In order to measure the phage population dynamics, the mother machine outflow was collected hourly into tubes containing 1 mg/ml kanamycin to prevent phage replication and serially diluted in LB and spotted on plates prepared as follows: 4 ml of liquid 0.5% LB agar was pipetted onto plates containing 1.5% LB agar. A volume of 200 μl of an overnight E. coli culture (E. coli BW25113 or E. coli B in the case of phage T4 and phage T3, respectively) was added to each plate, followed by 100 μL of each phage dilution. Plates were incubated overnight at 37°C, and plaque counts were enumerated. Only plates containing 30 to 300 plaques were counted.

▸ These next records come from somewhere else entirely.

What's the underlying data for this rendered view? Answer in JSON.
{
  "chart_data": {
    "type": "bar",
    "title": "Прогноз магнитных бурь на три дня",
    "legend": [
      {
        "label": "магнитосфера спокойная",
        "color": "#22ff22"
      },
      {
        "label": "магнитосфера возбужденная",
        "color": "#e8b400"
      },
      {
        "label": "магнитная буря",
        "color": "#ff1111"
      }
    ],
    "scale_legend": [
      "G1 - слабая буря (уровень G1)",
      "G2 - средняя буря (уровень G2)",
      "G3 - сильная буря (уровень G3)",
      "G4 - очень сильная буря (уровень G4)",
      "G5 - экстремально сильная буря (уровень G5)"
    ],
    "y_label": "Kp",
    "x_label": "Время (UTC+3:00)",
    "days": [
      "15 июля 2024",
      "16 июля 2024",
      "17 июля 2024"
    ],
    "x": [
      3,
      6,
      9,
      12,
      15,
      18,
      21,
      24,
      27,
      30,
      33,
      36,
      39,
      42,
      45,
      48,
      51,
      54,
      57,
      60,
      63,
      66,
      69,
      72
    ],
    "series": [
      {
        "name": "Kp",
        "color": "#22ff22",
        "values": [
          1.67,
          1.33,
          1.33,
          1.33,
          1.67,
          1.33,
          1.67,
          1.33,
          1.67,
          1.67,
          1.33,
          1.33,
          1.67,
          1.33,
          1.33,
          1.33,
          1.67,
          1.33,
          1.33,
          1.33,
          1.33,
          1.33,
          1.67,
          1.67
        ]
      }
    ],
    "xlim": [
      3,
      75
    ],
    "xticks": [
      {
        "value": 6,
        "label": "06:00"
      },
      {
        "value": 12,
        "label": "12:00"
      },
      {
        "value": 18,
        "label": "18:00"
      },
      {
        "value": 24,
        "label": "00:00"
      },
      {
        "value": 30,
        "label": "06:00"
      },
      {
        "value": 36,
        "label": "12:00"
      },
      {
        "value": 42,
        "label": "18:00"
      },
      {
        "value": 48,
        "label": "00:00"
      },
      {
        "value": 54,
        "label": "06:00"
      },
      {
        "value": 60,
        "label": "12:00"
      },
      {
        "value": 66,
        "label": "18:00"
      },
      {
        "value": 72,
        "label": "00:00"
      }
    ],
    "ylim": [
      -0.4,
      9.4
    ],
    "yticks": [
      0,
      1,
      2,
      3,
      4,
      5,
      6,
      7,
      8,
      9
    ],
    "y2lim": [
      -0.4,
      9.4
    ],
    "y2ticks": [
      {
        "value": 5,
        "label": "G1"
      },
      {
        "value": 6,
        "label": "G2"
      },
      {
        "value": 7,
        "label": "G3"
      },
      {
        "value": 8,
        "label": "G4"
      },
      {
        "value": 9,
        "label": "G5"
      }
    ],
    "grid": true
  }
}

In order to measure the number of particles reaching individual spatial refuges, we used fluorescent nanoparticles with size similar to bacteriophage T4 (i.e., amine-modified polystyrene beads conjugated to orange fluorescent dye, diameter range 100 to 120 nm, Sigma-Aldrich, St. Louis, Missouri, USA). Such nanoparticles were injected in the mother machine at a concentration of 10⁷ particles ml⁻¹ at a flow rate of 100 μl h⁻¹, and their diffusion in 20 spatial refuges was continuously imaged for 2 h via a Texas red filter, a green LED at 100% intensity, and a camera exposure time of 0.1 s. This experiment was performed in triplicate.